The “On-Demand Manufacturing” Business Model
In a recent piece on Some of the Latest Trends in Artificial Intelligence, we noted that innovation lies not only in the technology itself but also in the business models used to deploy the technology. The same holds true for 3D printing. In our last piece on the topic, we noted that there are at least 50 companies building metal 3D printers. In the case of General Electric, they were using 3D printing to such an extent that they actually went out and purchased the two companies they were buying machines from so the whole thing could be controlled in-house. Companies like SmileDirectClub – which recently announced plans for an IPO – have developed an entire business around 3D printing custom teeth alignment products.

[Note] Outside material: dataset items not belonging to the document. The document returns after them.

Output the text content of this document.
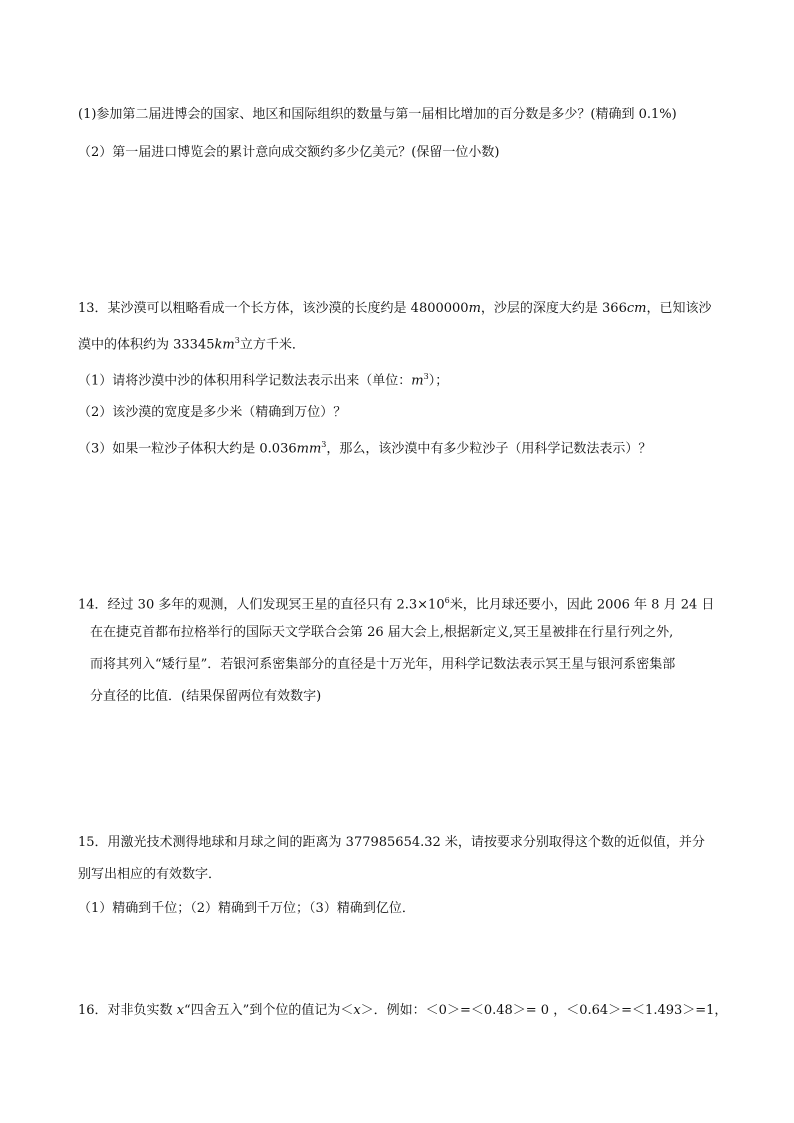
(1)参加第二届进博会的国家、地区和国际组织的数量与第一届相比增加的百分数是多少？(精确到 0.1%)
（2）第一届进口博览会的累计意向成交额约多少亿美元？(保留一位小数)
13．某沙漠可以粗略看成一个长方体，该沙漠的长度约是 4800000m，沙层的深度大约是 366cm，已知该沙
漠中的体积约为 $33345km^3$立方千米．
（1）请将沙漠中沙的体积用科学记数法表示出来（单位：$m^3$）；
（2）该沙漠的宽度是多少米（精确到万位）？
（3）如果一粒沙子体积大约是 $0.036mm^3$，那么，该沙漠中有多少粒沙子（用科学记数法表示）？
14．经过 30 多年的观测，人们发现冥王星的直径只有 $2.3\times 10^6$米，比月球还要小，因此 2006 年 8 月 24 日
在在捷克首都布拉格举行的国际天文学联合会第 26 届大会上,根据新定义,冥王星被排在行星行列之外,
而将其列入“矮行星”．若银河系密集部分的直径是十万光年，用科学记数法表示冥王星与银河系密集部
分直径的比值．(结果保留两位有效数字)
15．用激光技术测得地球和月球之间的距离为 377985654.32 米，请按要求分别取得这个数的近似值，并分
别写出相应的有效数字．
（1）精确到千位；（2）精确到千万位；（3）精确到亿位．
16．对非负实数 x“四舍五入”到个位的值记为＜x＞．例如：＜0＞=＜0.48＞= 0 ，＜0.64＞=＜1.493＞=1，
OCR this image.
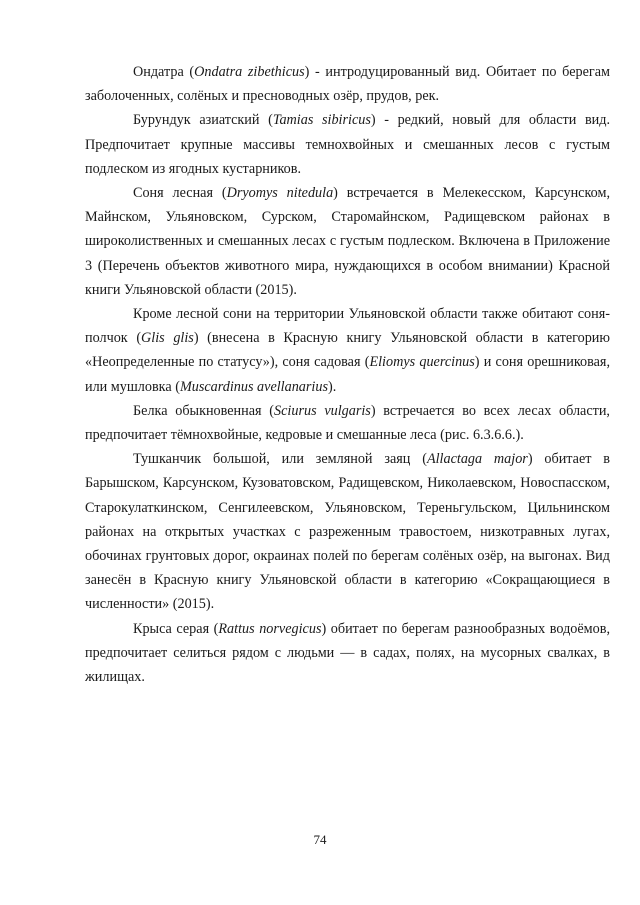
Ондатра (Ondatra zibethicus) - интродуцированный вид. Обитает по берегам заболоченных, солёных и пресноводных озёр, прудов, рек.

Бурундук азиатский (Tamias sibiricus) - редкий, новый для области вид. Предпочитает крупные массивы темнохвойных и смешанных лесов с густым подлеском из ягодных кустарников.

Соня лесная (Dryomys nitedula) встречается в Мелекесском, Карсунском, Майнском, Ульяновском, Сурском, Старомайнском, Радищевском районах в широколиственных и смешанных лесах с густым подлеском. Включена в Приложение 3 (Перечень объектов животного мира, нуждающихся в особом внимании) Красной книги Ульяновской области (2015).

Кроме лесной сони на территории Ульяновской области также обитают соня-полчок (Glis glis) (внесена в Красную книгу Ульяновской области в категорию «Неопределенные по статусу»), соня садовая (Eliomys quercinus) и соня орешниковая, или мушловка (Muscardinus avellanarius).

Белка обыкновенная (Sciurus vulgaris) встречается во всех лесах области, предпочитает тёмнохвойные, кедровые и смешанные леса (рис. 6.3.6.6.).

Тушканчик большой, или земляной заяц (Allactaga major) обитает в Барышском, Карсунском, Кузоватовском, Радищевском, Николаевском, Новоспасском, Старокулаткинском, Сенгилеевском, Ульяновском, Тереньгульском, Цильнинском районах на открытых участках с разреженным травостоем, низкотравных лугах, обочинах грунтовых дорог, окраинах полей по берегам солёных озёр, на выгонах. Вид занесён в Красную книгу Ульяновской области в категорию «Сокращающиеся в численности» (2015).

Крыса серая (Rattus norvegicus) обитает по берегам разнообразных водоёмов, предпочитает селиться рядом с людьми — в садах, полях, на мусорных свалках, в жилищах.

74
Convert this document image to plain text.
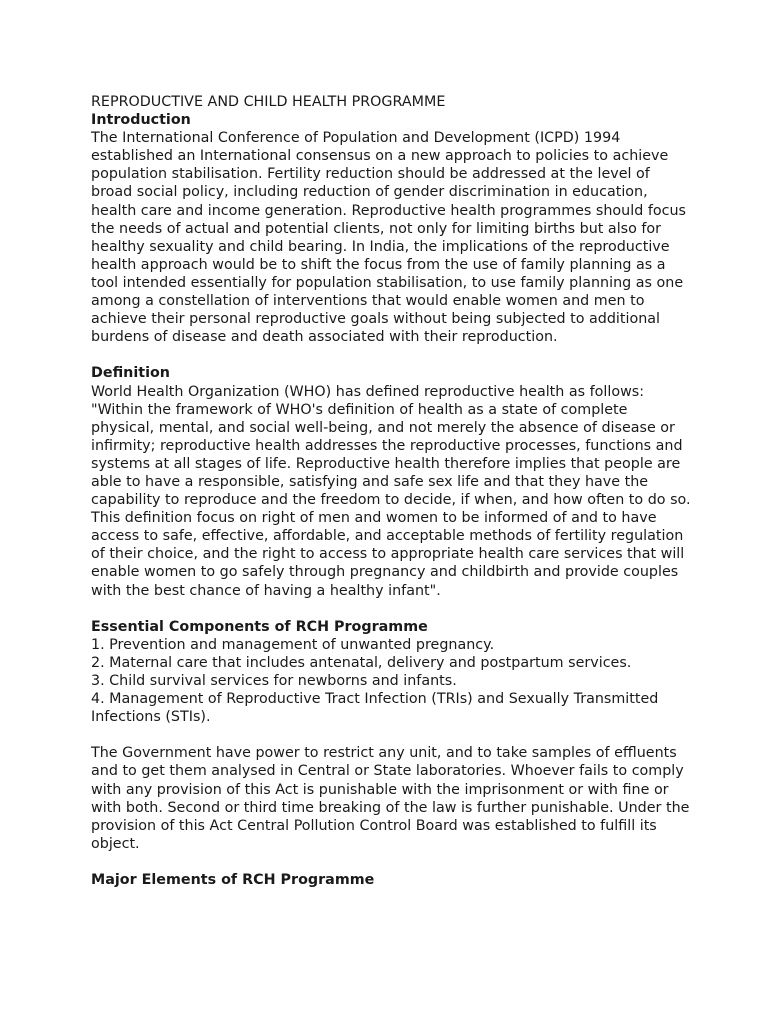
REPRODUCTIVE AND CHILD HEALTH PROGRAMME

Introduction

The International Conference of Population and Development (ICPD) 1994 established an International consensus on a new approach to policies to achieve population stabilisation. Fertility reduction should be addressed at the level of broad social policy, including reduction of gender discrimination in education, health care and income generation. Reproductive health programmes should focus the needs of actual and potential clients, not only for limiting births but also for healthy sexuality and child bearing. In India, the implications of the reproductive health approach would be to shift the focus from the use of family planning as a tool intended essentially for population stabilisation, to use family planning as one among a constellation of interventions that would enable women and men to achieve their personal reproductive goals without being subjected to additional burdens of disease and death associated with their reproduction.

Definition

World Health Organization (WHO) has defined reproductive health as follows: "Within the framework of WHO's definition of health as a state of complete physical, mental, and social well-being, and not merely the absence of disease or infirmity; reproductive health addresses the reproductive processes, functions and systems at all stages of life. Reproductive health therefore implies that people are able to have a responsible, satisfying and safe sex life and that they have the capability to reproduce and the freedom to decide, if when, and how often to do so. This definition focus on right of men and women to be informed of and to have access to safe, effective, affordable, and acceptable methods of fertility regulation of their choice, and the right to access to appropriate health care services that will enable women to go safely through pregnancy and childbirth and provide couples with the best chance of having a healthy infant".

Essential Components of RCH Programme

1. Prevention and management of unwanted pregnancy.

2. Maternal care that includes antenatal, delivery and postpartum services.

3. Child survival services for newborns and infants.

4. Management of Reproductive Tract Infection (TRIs) and Sexually Transmitted Infections (STIs).

The Government have power to restrict any unit, and to take samples of effluents and to get them analysed in Central or State laboratories. Whoever fails to comply with any provision of this Act is punishable with the imprisonment or with fine or with both. Second or third time breaking of the law is further punishable. Under the provision of this Act Central Pollution Control Board was established to fulfill its object.

Major Elements of RCH Programme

And recently, we’ve noticed the emergence of something that’s being called “on-demand manufacturing.”
3D Printing So Far
We first imagined 3D printing as something that would enable the manufacturing of products on demand. No more need for a hardware store to carry inventory, just replace all that stock with a few metal 3D printers and create products on demand. Auto parts stores could adopt the same business model. So could large home improvement stores like Lowes or Home Depot. These business models haven’t transpired yet because it takes a while to 3D print metal parts and then apply the finishing processing steps. Nobody wants to order a part and wait 2 hours for it to be printed and subjected to post-processing. Then there’s the economic barrier which is that 3D printing still costs too much.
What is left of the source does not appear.